Many of the quality probiotic supplements available provide label information on the specific strain available in the probiotics. And this information is pretty important, particularly if you are addressing a specific health concern using probiotics supplements.
Let’s go back to Lactobacillus Rhamnosus as an example of the importance of strain specificity.
Lactobacillus Rhamnosus GG and Lactobacillus Rhamnosus PB01 are different strains of Lactobacillus Rhamnosus and each have different beneficial health effects.
Lactobacillus rhamnosus GG has been widely studied and found to have benefits in the prevention and treatment of gastrointestinal infections and diarrhea, promoting gut barrier function, improving allergies and stimulation of the immune response.
Conversely, Lactobacillus rhamnosus PB01 research shows this strain used as a regulatory agent has positive effects on weight loss and improvements in sperm motility.
The moral of the story – If you are looking for help with allergies or diarrhea caused by a gastrointestinal bug, should you be taking a probiotic that has been shown to increase sperm motility?
I’d say definitely not, particularly if you are concerned about wasting time and money.
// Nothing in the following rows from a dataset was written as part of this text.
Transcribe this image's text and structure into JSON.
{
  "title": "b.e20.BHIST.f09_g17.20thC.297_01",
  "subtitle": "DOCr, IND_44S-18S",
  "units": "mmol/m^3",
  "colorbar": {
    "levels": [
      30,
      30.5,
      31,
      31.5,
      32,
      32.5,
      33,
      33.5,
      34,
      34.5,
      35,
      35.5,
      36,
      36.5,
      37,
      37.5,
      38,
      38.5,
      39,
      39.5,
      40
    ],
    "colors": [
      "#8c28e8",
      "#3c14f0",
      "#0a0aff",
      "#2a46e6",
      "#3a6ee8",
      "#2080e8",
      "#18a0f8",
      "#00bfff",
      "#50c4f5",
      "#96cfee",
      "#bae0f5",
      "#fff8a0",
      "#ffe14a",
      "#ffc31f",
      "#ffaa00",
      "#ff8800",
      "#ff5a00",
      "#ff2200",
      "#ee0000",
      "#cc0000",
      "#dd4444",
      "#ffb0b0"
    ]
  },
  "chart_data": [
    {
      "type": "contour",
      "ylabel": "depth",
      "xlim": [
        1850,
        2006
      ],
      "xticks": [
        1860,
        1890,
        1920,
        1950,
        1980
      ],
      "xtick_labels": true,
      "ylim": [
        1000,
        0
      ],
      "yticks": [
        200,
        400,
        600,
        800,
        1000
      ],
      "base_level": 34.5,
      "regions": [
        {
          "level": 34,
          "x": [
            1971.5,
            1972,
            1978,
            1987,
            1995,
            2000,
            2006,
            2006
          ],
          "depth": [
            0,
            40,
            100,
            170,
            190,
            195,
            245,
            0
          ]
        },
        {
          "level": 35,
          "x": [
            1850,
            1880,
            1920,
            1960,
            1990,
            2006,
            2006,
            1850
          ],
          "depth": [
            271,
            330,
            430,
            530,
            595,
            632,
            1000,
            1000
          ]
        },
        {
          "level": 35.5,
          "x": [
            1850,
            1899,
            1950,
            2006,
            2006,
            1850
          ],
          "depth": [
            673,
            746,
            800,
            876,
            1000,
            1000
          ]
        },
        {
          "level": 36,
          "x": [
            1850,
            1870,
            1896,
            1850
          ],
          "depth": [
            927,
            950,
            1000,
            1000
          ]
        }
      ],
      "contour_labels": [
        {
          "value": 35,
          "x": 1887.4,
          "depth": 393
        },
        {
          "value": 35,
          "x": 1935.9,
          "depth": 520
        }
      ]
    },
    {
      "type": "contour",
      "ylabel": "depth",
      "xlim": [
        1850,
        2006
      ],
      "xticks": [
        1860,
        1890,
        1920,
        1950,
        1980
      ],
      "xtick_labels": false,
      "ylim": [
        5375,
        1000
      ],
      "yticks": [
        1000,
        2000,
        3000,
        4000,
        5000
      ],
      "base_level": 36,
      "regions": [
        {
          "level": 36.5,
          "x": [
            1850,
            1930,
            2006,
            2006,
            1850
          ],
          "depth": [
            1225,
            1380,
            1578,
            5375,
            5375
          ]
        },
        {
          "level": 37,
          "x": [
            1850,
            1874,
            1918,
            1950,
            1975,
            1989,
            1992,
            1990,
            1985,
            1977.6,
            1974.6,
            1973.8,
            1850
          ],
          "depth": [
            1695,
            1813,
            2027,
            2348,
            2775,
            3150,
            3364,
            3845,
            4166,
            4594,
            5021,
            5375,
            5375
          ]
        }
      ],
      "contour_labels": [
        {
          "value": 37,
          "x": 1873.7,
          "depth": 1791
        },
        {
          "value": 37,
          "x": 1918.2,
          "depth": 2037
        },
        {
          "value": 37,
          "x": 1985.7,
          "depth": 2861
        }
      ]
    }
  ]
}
If you don’t know the strain of the probiotic you are taking, you will also have no idea about the possible effect of that probiotic on your health. The probiotic your friend has been using with miraculous results in helping her chronic constipation, may not be the right one for you if you are trying to improve your allergies.
The days of simply popping any probiotic supplement in the hope it will improve your health issue are coming to an end as research is continually providing more information on the health benefits of strain specific probiotics.
However, scientists still don’t know everything there is to know about probiotics. But research into probiotics and specific strains has rapidly expanded within the past several years. There is still a lot to learn and no doubt research will continue to provide useful information.
How Do You Buy The Right Probiotic Supplement?
Reading the labels on probiotics is a step in the right direction. As the example above indicates, you should not only look for a probiotic containing the genus but also the strain. So be on the lookout for letters or numbers or a combination of both that indicate the specific strain.
Many quality probiotic supplements will indicate the strains on the content/ingredient label. However if they don’t, contacting the manufacturer should give you all the information you need. If the manufacturer is reluctant to provide this info., or they advise their probiotics use a ‘proprietary blend’ , consider buying a different brand.
In addition you should also check the label for extra unwanted ingredients such as fillers and preservatives. Products should also list the quantity of CFU’s supplied by each individual strain as you want to know you are getting enough of the important strains you need.
For best effect, choosing probiotics that do not require refrigeration maximizes best absorption in your gut and ensures no loss of CFU’s that can occur due to mishandling during shipping and storage. Probiotic products should contain at least 10–20 billion CFU’s to be effective.
Putting It All Together
Try to include more beneficial probiotic foods and feed them with good sources of probiotic fiber to ensure you naturally get a wide variety of different probiotic strains from your regular diet.
If you do decide to take probiotics make sure you are informed about which strains will address the health issues you are targeting.